Review Summary: 1) Reads album title, 2) Dusts off Chad Kroeger impression
Kevin Morby has had an interesting career trajectory. A former member of the psych/folk band Woods, he went solo about a decade ago, releasing two competent folk records before gaining a larger audience with his third LP, 2016’s
Singing Saw. Featuring more adventurous instrumentation than your average folk release,
Singing Saw was catchy and broadly appealing, standing as one of the genre’s more memorable efforts in some time (not to mention being an essential entry in the Sowingcore canon). After that, though, Morby’s next three albums never reached the same heights. Indeed, they never tried to, seemingly leaning into an easy-going, middle-of-the-road folk sound. This doesn’t mean that the artist’s career suffered though, as he continued gaining greater prominence. After all, if you think you’ve never heard Kevin Morby’s music, you might be wrong. He’s that guy serenading you from your living room TV on the next Airbnb commercial.
This Is A Photograph feels distinct from the (largely) milquetoast stretch of the singer-songwriter’s career which followed
Singing Saw. This isn’t because it’s a markedly better album overall (see the middling score affixed to this review), but simply because it at least aspires to something more. Press around the album focuses on how the music explores themes of life, death, and history inspired by concerns for the health of the artist’s own father, as well as Morby’s recent time spent in Memphis, a city marked by repeated tragedies.
This Is A Photograph is indeed dominated by those ideas, and it’s a record which frequently seems on the verge of great success (as Borat might say). Ultimately, though, it doesn’t all come together, leaving a finished product roughly equivalent in quality to the less-ambitious three albums which came before it.
The title track, which marks the album’s true beginning after a short and rather unnecessary interlude, forms a good baseline for understanding this LP. The song ponders a picture of Morby’s dad, in younger years, against a backdrop of his modern-day issues. Strong lyrical imagery like “now time’s the undefeated, the heavy-weight champ” lays the groundwork for an epic album exploring age and decay, both on the personal level and on a national scale.

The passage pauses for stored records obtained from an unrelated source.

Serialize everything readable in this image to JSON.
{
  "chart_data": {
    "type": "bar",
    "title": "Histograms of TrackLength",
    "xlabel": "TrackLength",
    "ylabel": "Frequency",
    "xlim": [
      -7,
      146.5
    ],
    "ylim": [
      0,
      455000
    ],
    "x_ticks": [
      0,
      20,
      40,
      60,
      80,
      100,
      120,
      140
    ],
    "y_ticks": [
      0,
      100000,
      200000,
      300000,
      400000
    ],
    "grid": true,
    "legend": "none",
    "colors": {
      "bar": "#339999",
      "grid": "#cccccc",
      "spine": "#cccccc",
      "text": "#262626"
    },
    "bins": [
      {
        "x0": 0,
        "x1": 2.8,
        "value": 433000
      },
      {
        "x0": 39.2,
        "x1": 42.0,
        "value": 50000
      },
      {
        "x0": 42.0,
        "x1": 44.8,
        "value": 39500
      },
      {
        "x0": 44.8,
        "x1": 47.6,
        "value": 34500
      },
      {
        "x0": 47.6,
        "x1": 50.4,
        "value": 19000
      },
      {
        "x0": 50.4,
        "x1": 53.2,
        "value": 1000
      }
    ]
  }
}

This sort of thing isn’t unique, sure, but it could be pretty compelling in the right hands. Unfortunately, though, that hope for a coherent masterpiece withers by the end of the tune, with Morby shouting over and over “this is what I’ll miss about being alive, this is what I’ll miss after I die”. It’s frankly rather irritating, and demonstrates a frequent problem which blights this album, and has cropped up on several of his recent albums as well: while there are some wonderful lines here, some of the lyrics are pedestrian, and often it’s the pedestrian lines which are repeated like mantras. In a genre like folk, lyrics are important, even if Morby’s evocative voice can frequently allow the listener to ignore some mediocre lines. The effortless profundity he brings to a tune vocally is a double-edged sword, though. Feel free to listen to “Wander” from Morby’s 2020 effort
Sundowner, in which the singer recites third-grade level poetry in a tone which suggests he believes he’s uncovered the meaning of life. To be fair, nothing on
This Is A Photograph is as galling as that example, but the weakness is still present.

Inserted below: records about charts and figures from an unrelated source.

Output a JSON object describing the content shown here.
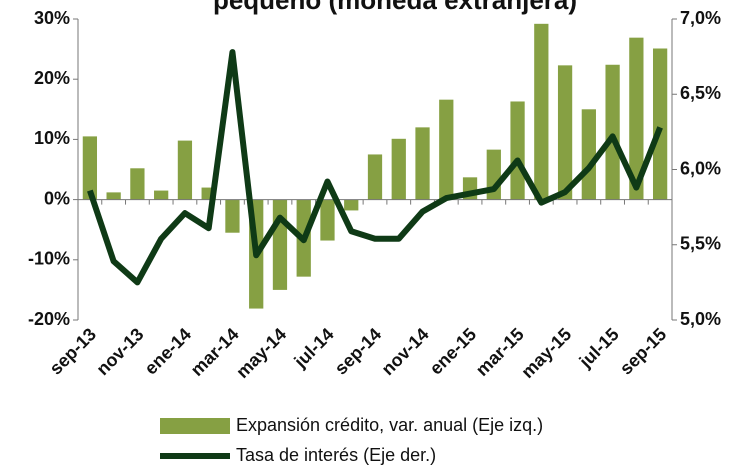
{
  "chart_data": {
    "type": "bar-line",
    "title": "pequeño (moneda extranjera)",
    "categories": [
      "sep-13",
      null,
      "nov-13",
      null,
      "ene-14",
      null,
      "mar-14",
      null,
      "may-14",
      null,
      "jul-14",
      null,
      "sep-14",
      null,
      "nov-14",
      null,
      "ene-15",
      null,
      "mar-15",
      null,
      "may-15",
      null,
      "jul-15",
      null,
      "sep-15"
    ],
    "series": [
      {
        "name": "Expansión crédito, var. anual (Eje izq.)",
        "type": "bar",
        "color": "#86a043",
        "values": [
          10.5,
          1.2,
          5.2,
          1.5,
          9.8,
          2.0,
          -5.5,
          -18.1,
          -15.0,
          -12.8,
          -6.8,
          -1.8,
          7.5,
          10.1,
          12.0,
          16.6,
          3.7,
          8.3,
          16.3,
          29.2,
          22.3,
          15.0,
          22.4,
          26.9,
          25.1
        ]
      },
      {
        "name": "Tasa de interés (Eje der.)",
        "type": "line",
        "axis": "y2",
        "color": "#0f3a16",
        "values": [
          5.86,
          5.39,
          5.25,
          5.54,
          5.71,
          5.61,
          6.78,
          5.43,
          5.68,
          5.53,
          5.92,
          5.59,
          5.54,
          5.54,
          5.72,
          5.81,
          5.84,
          5.87,
          6.06,
          5.78,
          5.85,
          6.01,
          6.22,
          5.88,
          6.28
        ]
      }
    ],
    "ylim": [
      -20,
      30
    ],
    "yticks": [
      {
        "value": -20,
        "label": "-20%"
      },
      {
        "value": -10,
        "label": "-10%"
      },
      {
        "value": 0,
        "label": "0%"
      },
      {
        "value": 10,
        "label": "10%"
      },
      {
        "value": 20,
        "label": "20%"
      },
      {
        "value": 30,
        "label": "30%"
      }
    ],
    "y2lim": [
      5.0,
      7.0
    ],
    "y2ticks": [
      {
        "value": 5.0,
        "label": "5,0%"
      },
      {
        "value": 5.5,
        "label": "5,5%"
      },
      {
        "value": 6.0,
        "label": "6,0%"
      },
      {
        "value": 6.5,
        "label": "6,5%"
      },
      {
        "value": 7.0,
        "label": "7,0%"
      }
    ]
  }
}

The next few songs which follow are the album’s strongest stretch: “A Random Act Of Kindness”, “Bittersweet, TN”, and “Disappearing”, wonderful folk cuts (the last rather bluesy) with themes of aging and the passage of time. They don’t represent the album at its most ambitious, but these tunes are warm and well-crafted. The record’s second half, meanwhile, is much more of a mixed bag. There’s the heavier “Rock Bottom”, which definitely comes across as a failed experiment, juxtaposed with the beautiful “Stop Before I Cry”, a love letter to partner Katie Crutchfield (of Waxahatchee fame).
Discussing closer “Goodbye To The Good Times” is an appropriate way to end this review, as it encapsulates both the appeal and the failures of this album. Singing about his father getting Mickey Mantle’s autograph, Morby draws deep from the well of Americana lore, musing (close to cliche, but appealingly nonetheless) that “they just don’t make ‘em like that no more”. Later on, though, the song devolves into a repeated line “sometimes the good die young, and sometimes they survive”. While there’s nothing untrue about that statement, it’s mundane enough to make me wince, and forms an appropriately unsatisfying ending to an album which seems to often bite off more than it can chew.
This Is A Photograph is an album which aims for an impressively grand vision, but rarely hits the mark. In its less grandiose moments, though, it’s frequently successful, providing the listener with a number of lovely folk tunes.